Toile montrant quatre navires qui voguent sur l’eau.

David Landry, HMCS Chaudière — 1962 Fisheries Patrol. On voit ici le navire canadien examiner les activités des chalutiers soviétiques sur les Grands Bancs.

Si la MRC avait effectivement connu ses jours heureux dans les années 1950, comme le prétendent certains érudits, c’est à cause de la solide direction que lui avait donnée Harry DeWolf. Les politiciens dont il relevait lui offraient peu de financement pour la construction de nouveaux navires et il se rendit donc compte que la MRC n’avait qu’une seule option : se spécialiser en guerre anti-sous-marine (ASM). Et pourtant, les causes profondes de la grande incertitude des années 1960 avaient commencé à pointer dans les dernières années du mandat de DeWolf. Une nouvelle stratégie américaine, connue sous le nom de « riposte graduée », mettait l’accent sur la riposte conventionnelle plutôt que sur la riposte à une éventuelle attaque nucléaire afin de dissuader l’agression et les crises dans le tiers-monde. Certains officiers de marine canadiens commencèrent à se demander si DeWolf avait pris la bonne décision en décidant de spécialiser la Marine en guerre anti-sous-marine. En effet, sans navires polyvalents, la MRC pouvait facilement se trouver dans la situation embarrassante où il lui serait impossible de participer à une mission alliée importante faisant appel à des forces conventionnelles dans une situation de guerre limitée. La crise qui éclata au Congo rendit rapidement la chose évidente pour le nouveau chef d’état-major de la Marine. Même si la MRC n’était nullement tenue de participer à cette mission, le gouvernement indiqua qu’elle participerait très probablement aux opérations ultérieures des Nations Unies.

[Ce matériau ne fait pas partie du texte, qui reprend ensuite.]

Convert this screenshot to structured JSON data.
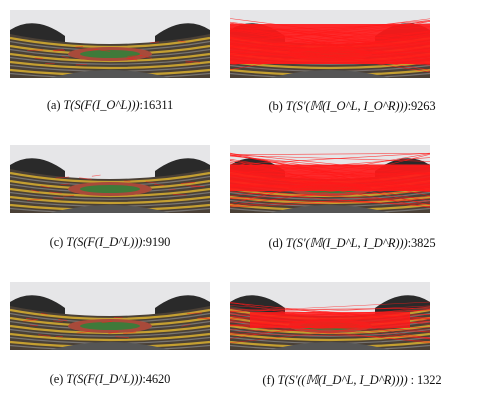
{
  "figure": {
    "panels": [
      {
        "id": "a",
        "letter": "(a)",
        "formula": "T(S(F(I_O^L)))",
        "count": "16311",
        "matches": "sparse"
      },
      {
        "id": "b",
        "letter": "(b)",
        "formula": "T(S′(𝕄(I_O^L, I_O^R)))",
        "count": "9263",
        "matches": "dense"
      },
      {
        "id": "c",
        "letter": "(c)",
        "formula": "T(S(F(I_D^L)))",
        "count": "9190",
        "matches": "sparse"
      },
      {
        "id": "d",
        "letter": "(d)",
        "formula": "T(S′(𝕄(I_D^L, I_D^R)))",
        "count": "3825",
        "matches": "dense"
      },
      {
        "id": "e",
        "letter": "(e)",
        "formula": "T(S(F(I_D^L)))",
        "count": "4620",
        "matches": "sparse"
      },
      {
        "id": "f",
        "letter": "(f)",
        "formula": "T(S′((𝕄(I_D^L, I_D^R))))",
        "count": "1322",
        "matches": "medium"
      }
    ],
    "colors": {
      "match_lines": "#ff1a1a",
      "sky": "#e6e6e8",
      "seats_yellow": "#d9b030",
      "track_red": "#a84a3a",
      "field_green": "#3f7a3a"
    }
  }
}
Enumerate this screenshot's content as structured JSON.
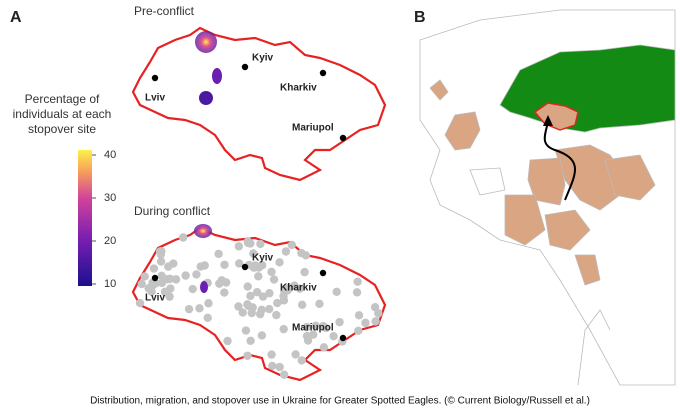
{
  "panel_a": {
    "label": "A",
    "maps": [
      {
        "title": "Pre-conflict",
        "cities": [
          "Lviv",
          "Kyiv",
          "Kharkiv",
          "Mariupol"
        ]
      },
      {
        "title": "During conflict",
        "cities": [
          "Lviv",
          "Kyiv",
          "Kharkiv",
          "Mariupol"
        ]
      }
    ],
    "colorbar": {
      "title": [
        "Percentage of",
        "individuals at each",
        "stopover site"
      ],
      "ticks": [
        10,
        20,
        30,
        40
      ]
    }
  },
  "panel_b": {
    "label": "B"
  },
  "caption": "Distribution, migration, and stopover use in Ukraine for Greater Spotted Eagles. (© Current Biology/Russell et al.)"
}
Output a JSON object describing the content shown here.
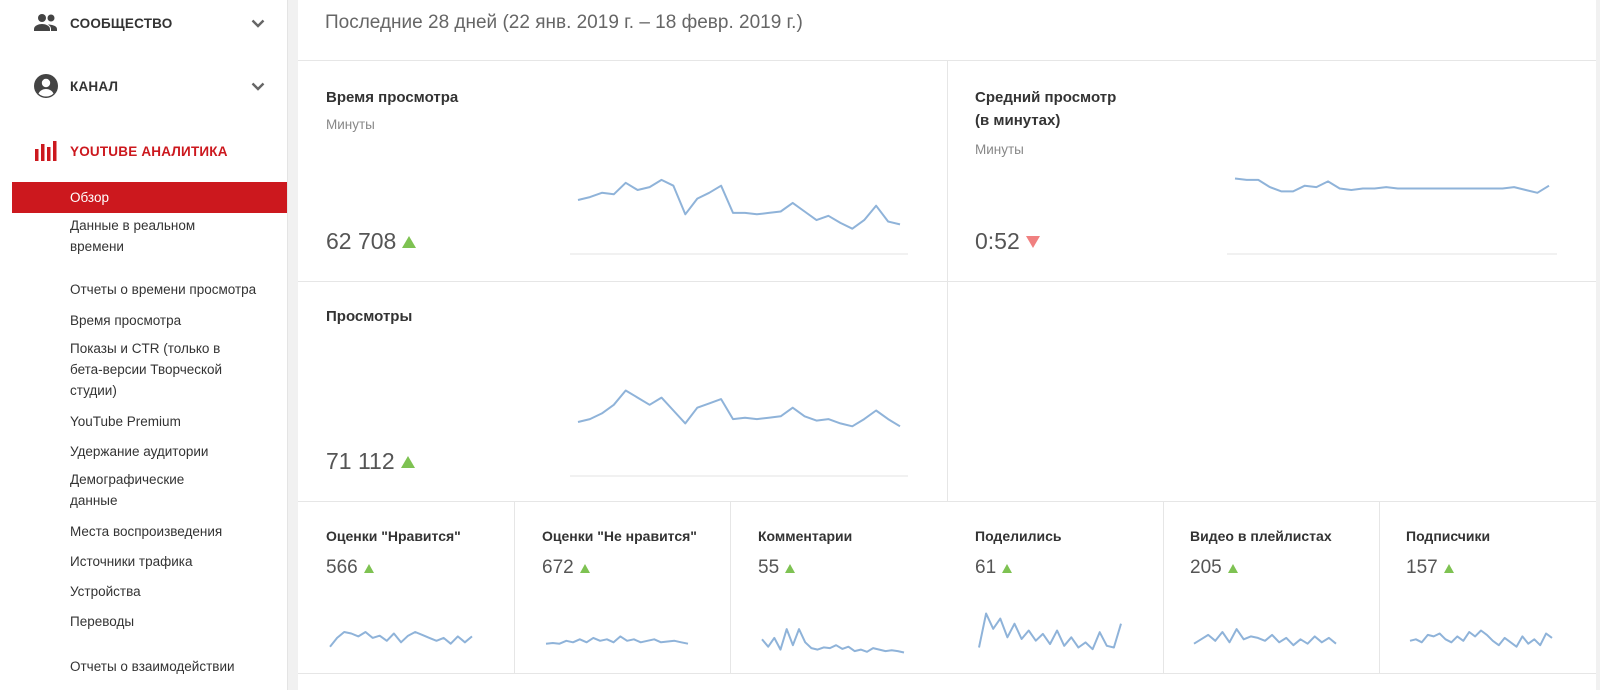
{
  "sidebar": {
    "community_label": "СООБЩЕСТВО",
    "channel_label": "КАНАЛ",
    "analytics_label": "YOUTUBE АНАЛИТИКА",
    "items": [
      {
        "label": "Обзор",
        "active": true
      },
      {
        "label": "Данные в реальном времени"
      },
      {
        "label": "Отчеты о времени просмотра"
      },
      {
        "label": "Время просмотра"
      },
      {
        "label": "Показы и CTR (только в бета-версии Творческой студии)"
      },
      {
        "label": "YouTube Premium"
      },
      {
        "label": "Удержание аудитории"
      },
      {
        "label": "Демографические данные"
      },
      {
        "label": "Места воспроизведения"
      },
      {
        "label": "Источники трафика"
      },
      {
        "label": "Устройства"
      },
      {
        "label": "Переводы"
      },
      {
        "label": "Отчеты о взаимодействии"
      }
    ],
    "accent_color": "#cc181e"
  },
  "main": {
    "period": "Последние 28 дней (22 янв. 2019 г. – 18 февр. 2019 г.)",
    "watch_time": {
      "title": "Время просмотра",
      "subtitle": "Минуты",
      "value": "62 708",
      "trend": "up"
    },
    "avg_view": {
      "title_line1": "Средний просмотр",
      "title_line2": "(в минутах)",
      "subtitle": "Минуты",
      "value": "0:52",
      "trend": "down"
    },
    "views": {
      "title": "Просмотры",
      "value": "71 112",
      "trend": "up"
    },
    "stats": [
      {
        "title": "Оценки \"Нравится\"",
        "value": "566",
        "trend": "up"
      },
      {
        "title": "Оценки \"Не нравится\"",
        "value": "672",
        "trend": "up"
      },
      {
        "title": "Комментарии",
        "value": "55",
        "trend": "up"
      },
      {
        "title": "Поделились",
        "value": "61",
        "trend": "up"
      },
      {
        "title": "Видео в плейлистах",
        "value": "205",
        "trend": "up"
      },
      {
        "title": "Подписчики",
        "value": "157",
        "trend": "up"
      }
    ],
    "trend_up_color": "#7ec252",
    "trend_down_color": "#f08080",
    "spark_color": "#8fb3d9"
  },
  "chart_data": [
    {
      "type": "line",
      "series": [
        {
          "values": [
            30,
            32,
            35,
            34,
            42,
            37,
            39,
            44,
            40,
            20,
            31,
            35,
            40,
            21,
            21,
            20,
            21,
            22,
            28,
            22,
            16,
            19,
            14,
            10,
            16,
            26,
            15,
            13
          ]
        }
      ]
    },
    {
      "type": "line",
      "series": [
        {
          "values": [
            45,
            44,
            44,
            39,
            36,
            36,
            40,
            39,
            43,
            38,
            37,
            38,
            38,
            39,
            38,
            38,
            38,
            38,
            38,
            38,
            38,
            38,
            38,
            38,
            39,
            37,
            35,
            40
          ]
        }
      ]
    },
    {
      "type": "line",
      "series": [
        {
          "values": [
            30,
            32,
            36,
            42,
            52,
            47,
            42,
            47,
            38,
            29,
            40,
            43,
            46,
            32,
            33,
            32,
            33,
            34,
            40,
            34,
            31,
            32,
            29,
            27,
            32,
            38,
            32,
            27
          ]
        }
      ]
    },
    {
      "type": "line",
      "series": [
        {
          "values": [
            10,
            22,
            30,
            28,
            24,
            30,
            22,
            25,
            18,
            28,
            16,
            25,
            30,
            26,
            22,
            18,
            22,
            14,
            24,
            16,
            24
          ]
        }
      ]
    },
    {
      "type": "line",
      "series": [
        {
          "values": [
            14,
            15,
            14,
            18,
            16,
            20,
            16,
            22,
            18,
            20,
            16,
            24,
            18,
            20,
            16,
            18,
            20,
            16,
            17,
            18,
            16,
            14
          ]
        }
      ]
    },
    {
      "type": "line",
      "series": [
        {
          "values": [
            20,
            10,
            22,
            6,
            34,
            12,
            34,
            16,
            8,
            6,
            9,
            8,
            12,
            7,
            10,
            4,
            6,
            3,
            8,
            6,
            4,
            5,
            4,
            2
          ]
        }
      ]
    },
    {
      "type": "line",
      "series": [
        {
          "values": [
            10,
            50,
            32,
            44,
            22,
            38,
            20,
            30,
            18,
            26,
            14,
            30,
            12,
            22,
            10,
            16,
            8,
            28,
            12,
            10,
            38
          ]
        }
      ]
    },
    {
      "type": "line",
      "series": [
        {
          "values": [
            14,
            20,
            26,
            18,
            30,
            16,
            34,
            20,
            24,
            22,
            18,
            26,
            16,
            22,
            12,
            20,
            14,
            24,
            16,
            22,
            14
          ]
        }
      ]
    },
    {
      "type": "line",
      "series": [
        {
          "values": [
            18,
            20,
            16,
            26,
            24,
            28,
            20,
            16,
            24,
            18,
            30,
            24,
            32,
            26,
            18,
            12,
            22,
            16,
            10,
            24,
            14,
            20,
            12,
            28,
            22
          ]
        }
      ]
    }
  ]
}
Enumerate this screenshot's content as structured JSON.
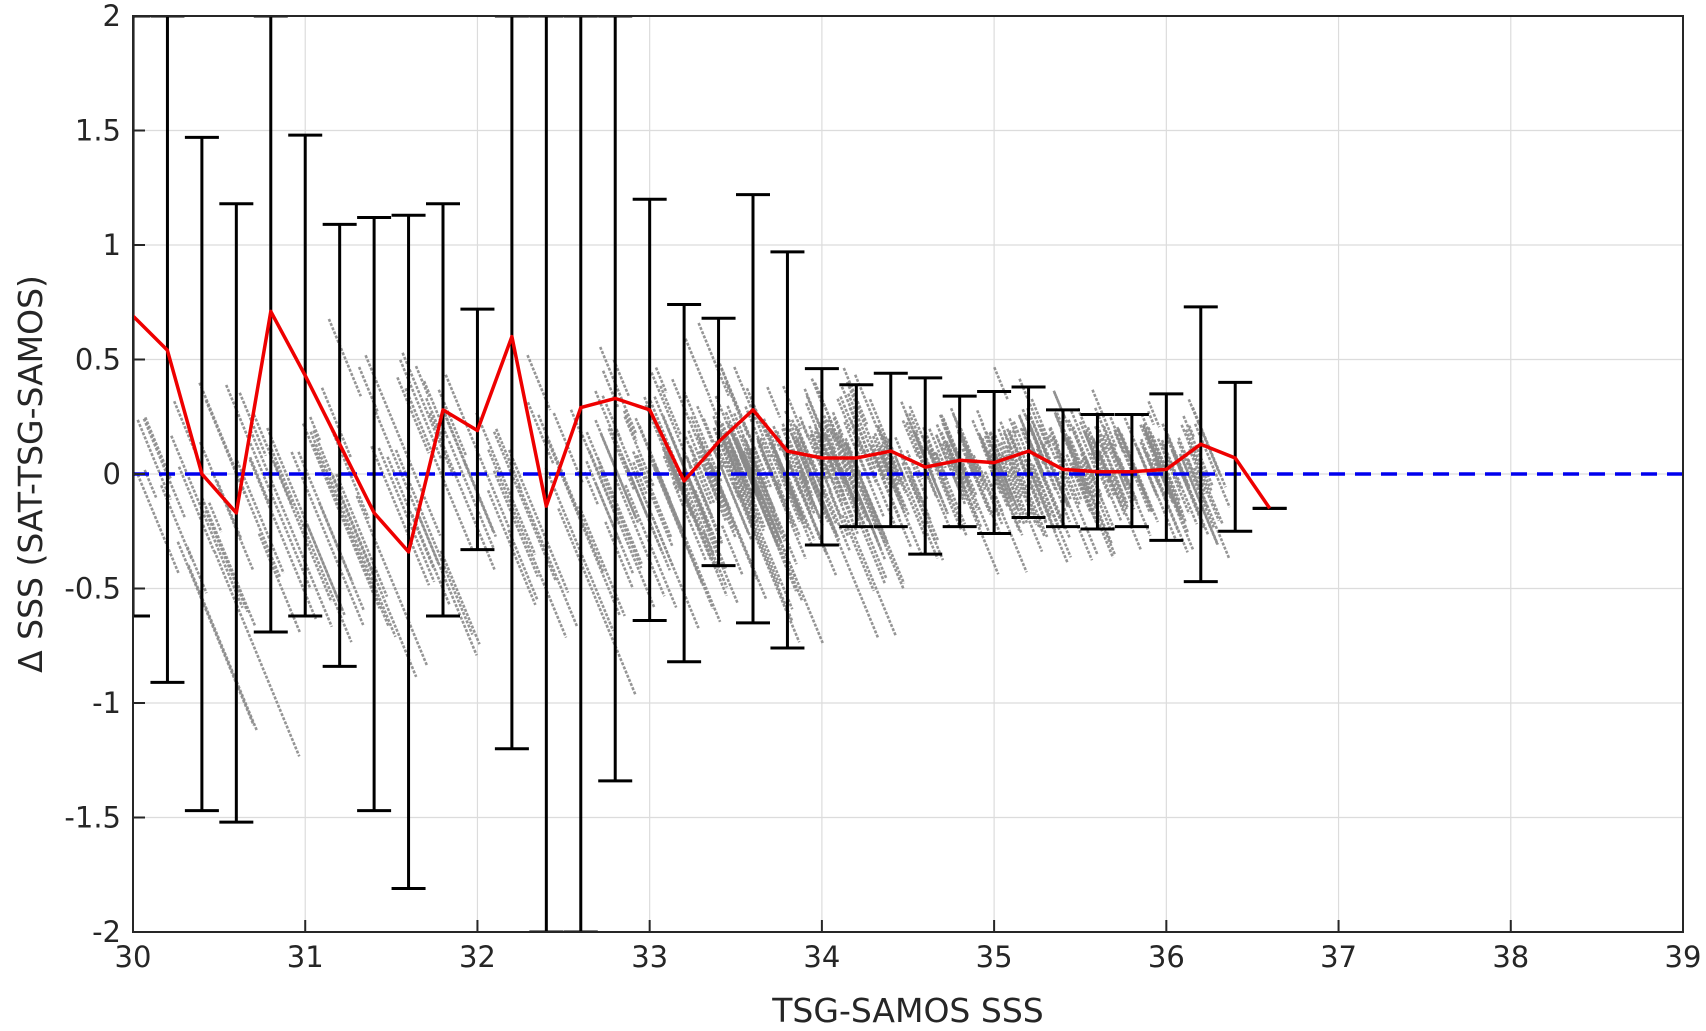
{
  "chart_data": {
    "type": "scatter",
    "title": "",
    "xlabel": "TSG-SAMOS SSS",
    "ylabel": "Δ SSS (SAT-TSG-SAMOS)",
    "xlim": [
      30,
      39
    ],
    "ylim": [
      -2,
      2
    ],
    "xticks": [
      "30",
      "31",
      "32",
      "33",
      "34",
      "35",
      "36",
      "37",
      "38",
      "39"
    ],
    "yticks": [
      "-2",
      "-1.5",
      "-1",
      "-0.5",
      "0",
      "0.5",
      "1",
      "1.5",
      "2"
    ],
    "grid": true,
    "reference_line": {
      "y": 0,
      "style": "dashed",
      "color": "#0000ee"
    },
    "scatter_color": "#8a8a8a",
    "scatter_description": "dense diagonal streaks of gray points with slope about -1",
    "mean_line_color": "#ee0000",
    "errorbar_color": "#000000",
    "bins": [
      {
        "x": 30.0,
        "mean": 0.69,
        "low": -0.62,
        "high": 2.0
      },
      {
        "x": 30.2,
        "mean": 0.54,
        "low": -0.91,
        "high": 2.0
      },
      {
        "x": 30.4,
        "mean": 0.0,
        "low": -1.47,
        "high": 1.47
      },
      {
        "x": 30.6,
        "mean": -0.17,
        "low": -1.52,
        "high": 1.18
      },
      {
        "x": 30.8,
        "mean": 0.71,
        "low": -0.69,
        "high": 2.0
      },
      {
        "x": 31.0,
        "mean": 0.43,
        "low": -0.62,
        "high": 1.48
      },
      {
        "x": 31.2,
        "mean": 0.13,
        "low": -0.84,
        "high": 1.09
      },
      {
        "x": 31.4,
        "mean": -0.17,
        "low": -1.47,
        "high": 1.12
      },
      {
        "x": 31.6,
        "mean": -0.34,
        "low": -1.81,
        "high": 1.13
      },
      {
        "x": 31.8,
        "mean": 0.28,
        "low": -0.62,
        "high": 1.18
      },
      {
        "x": 32.0,
        "mean": 0.19,
        "low": -0.33,
        "high": 0.72
      },
      {
        "x": 32.2,
        "mean": 0.6,
        "low": -1.2,
        "high": 2.0
      },
      {
        "x": 32.4,
        "mean": -0.14,
        "low": -2.0,
        "high": 2.0
      },
      {
        "x": 32.6,
        "mean": 0.29,
        "low": -2.0,
        "high": 2.0
      },
      {
        "x": 32.8,
        "mean": 0.33,
        "low": -1.34,
        "high": 2.0
      },
      {
        "x": 33.0,
        "mean": 0.28,
        "low": -0.64,
        "high": 1.2
      },
      {
        "x": 33.2,
        "mean": -0.03,
        "low": -0.82,
        "high": 0.74
      },
      {
        "x": 33.4,
        "mean": 0.14,
        "low": -0.4,
        "high": 0.68
      },
      {
        "x": 33.6,
        "mean": 0.28,
        "low": -0.65,
        "high": 1.22
      },
      {
        "x": 33.8,
        "mean": 0.1,
        "low": -0.76,
        "high": 0.97
      },
      {
        "x": 34.0,
        "mean": 0.07,
        "low": -0.31,
        "high": 0.46
      },
      {
        "x": 34.2,
        "mean": 0.07,
        "low": -0.23,
        "high": 0.39
      },
      {
        "x": 34.4,
        "mean": 0.1,
        "low": -0.23,
        "high": 0.44
      },
      {
        "x": 34.6,
        "mean": 0.03,
        "low": -0.35,
        "high": 0.42
      },
      {
        "x": 34.8,
        "mean": 0.06,
        "low": -0.23,
        "high": 0.34
      },
      {
        "x": 35.0,
        "mean": 0.05,
        "low": -0.26,
        "high": 0.36
      },
      {
        "x": 35.2,
        "mean": 0.1,
        "low": -0.19,
        "high": 0.38
      },
      {
        "x": 35.4,
        "mean": 0.02,
        "low": -0.23,
        "high": 0.28
      },
      {
        "x": 35.6,
        "mean": 0.01,
        "low": -0.24,
        "high": 0.26
      },
      {
        "x": 35.8,
        "mean": 0.01,
        "low": -0.23,
        "high": 0.26
      },
      {
        "x": 36.0,
        "mean": 0.02,
        "low": -0.29,
        "high": 0.35
      },
      {
        "x": 36.2,
        "mean": 0.13,
        "low": -0.47,
        "high": 0.73
      },
      {
        "x": 36.4,
        "mean": 0.07,
        "low": -0.25,
        "high": 0.4
      },
      {
        "x": 36.6,
        "mean": -0.15,
        "low": -0.15,
        "high": -0.15
      }
    ]
  }
}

Les avancées techniques et les engagements pris par le Canada vis-à-vis de ses alliés suggérèrent aussi que la MRC devait assouplir ses plans de structure des forces. Après la guerre, une explosion de technologies innovatrices révolutionna la construction navale. Face à l’apparition d’avions supersoniques, de missiles guidés et de sous-marins rapides à propulsion nucléaire du côté soviétique, les concepteurs navals se virent dans l’obligation de construire des navires plus grands et plus coûteux, bourrés de systèmes extrêmement avancés de détection, d’armes et de propulsion. Et pour compliquer encore les choses, une nouvelle doctrine stratégique de l’OTAN, connue sous le nom de « MC 70 », fit savoir à l’Alliance qu’en cas de guerre, le Commandement suprême allié de l’Atlantique (SACLANT) détruirait les sous- marins soviétiques qui se trouveraient dans le secteur oriental de l’Atlantique. Cependant, cela mettait les forces navales alliées à portée de l’aviation soviétique. Le problème pour la MRC était que sa flotte spécialisée en guerre anti-sous-marine, sans missiles antiaériens à moyenne portée et sans remplacement des chasseurs Banshee ni du porte-avions Bonaventure, l’empêcherait de participer aux opérations avancées de l’OTAN et la relèguerait au secteuroccidental de l’Atlantique où elle n’aurait qu’un rôle secondaire.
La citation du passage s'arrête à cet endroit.